Insufficient privileges

$ PERF_COUNT_HW_CPU_CYCLES=1 ./test_profile
Error opening leader 0
perf_event_open: Permission denied

The user will need some slightly elevated privileges in order to enable profiling. The current default privilege level can be seen in /proc/sys/kernel/perf_event_paranoid:

$ cat /proc/sys/kernel/perf_event_paranoid
4

Lower values means increased privileges. A level of "3" is likely sufficient for basic counters:

echo 3 | /usr/bin/sudo /usr/bin/tee /proc/sys/kernel/perf_event_paranoid

Too many events selected

If the report contains counts which are all zero, but are expected to be positive, it could be that too many events are selected.

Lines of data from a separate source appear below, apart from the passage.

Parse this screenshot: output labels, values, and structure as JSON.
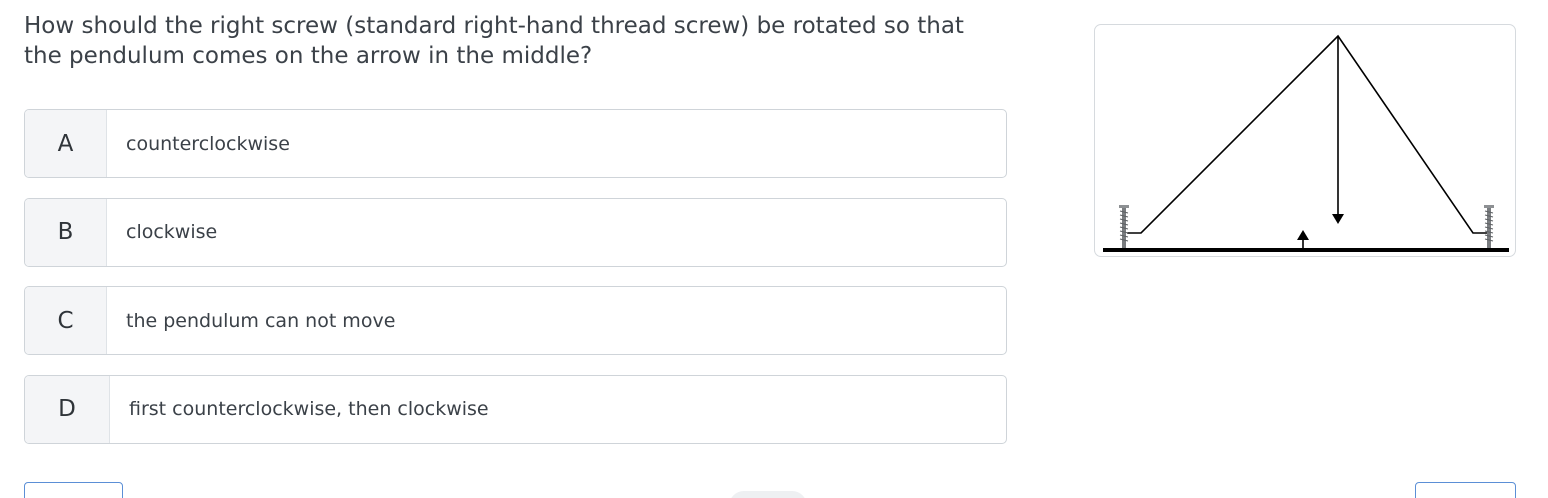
{
  "question": {
    "text": "How should the right screw (standard right-hand thread screw) be rotated so that the pendulum comes on the arrow in the middle?"
  },
  "options": [
    {
      "letter": "A",
      "text": "counterclockwise"
    },
    {
      "letter": "B",
      "text": "clockwise"
    },
    {
      "letter": "C",
      "text": "the pendulum can not move"
    },
    {
      "letter": "D",
      "text": "first counterclockwise, then clockwise"
    }
  ],
  "figure": {
    "icons": [
      "screw-icon",
      "pendulum-arrow-icon",
      "target-arrow-icon"
    ]
  },
  "colors": {
    "border": "#cfd4d9",
    "letter_bg": "#f4f5f7",
    "nav_border": "#5b8fd6"
  }
}
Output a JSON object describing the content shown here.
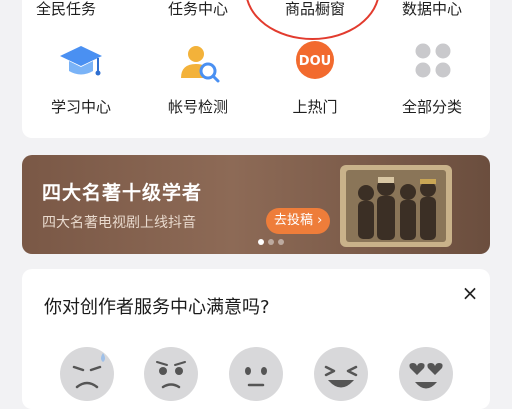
{
  "tools": {
    "row1": [
      {
        "label": "全民任务"
      },
      {
        "label": "任务中心"
      },
      {
        "label": "商品橱窗"
      },
      {
        "label": "数据中心"
      }
    ],
    "row2": [
      {
        "label": "学习中心",
        "icon": "graduation-cap-icon"
      },
      {
        "label": "帐号检测",
        "icon": "account-check-icon"
      },
      {
        "label": "上热门",
        "icon": "dou-plus-icon"
      },
      {
        "label": "全部分类",
        "icon": "grid-dots-icon"
      }
    ],
    "dou_badge": "DOU"
  },
  "banner": {
    "title": "四大名著十级学者",
    "subtitle": "四大名著电视剧上线抖音",
    "button": "去投稿 ›",
    "page_count": 3,
    "active_page": 1
  },
  "survey": {
    "question": "你对创作者服务中心满意吗?",
    "close": "×",
    "options": [
      "very-dissatisfied-emoji",
      "dissatisfied-emoji",
      "neutral-emoji",
      "satisfied-emoji",
      "very-satisfied-emoji"
    ]
  },
  "colors": {
    "highlight": "#e23b2e",
    "accent_orange": "#ee7d3a",
    "banner_brown": "#7a5846",
    "learn_blue": "#4a90f2",
    "account_yellow": "#f3b23a"
  }
}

PERF_COUNT_HW_CPU_CYCLES(0): 0
PERF_COUNT_HW_INSTRUCTIONS(1): 0
PERF_COUNT_HW_BRANCH_INSTRUCTIONS(4): 0
PERF_COUNT_HW_BRANCH_MISSES(5): 0
PERF_COUNT_L1D_READ_ACCESS(0): 0
PERF_COUNT_L1D_READ_MISS(65536): 0
PERF_COUNT_L1D_WRITE_ACCESS(256): 0
PERF_COUNT_LL_READ_ACCESS(2): 0
PERF_COUNT_LL_READ_MISS(65538): 0

Try enabling fewer events.

Unsupported events

$ PERF_COUNT_L1D_WRITE_MISS=1 ./test_profile
Error opening leader 10100
perf_event_open: No such file or directory

A selected event is likely unsupported, and cannot be profiled.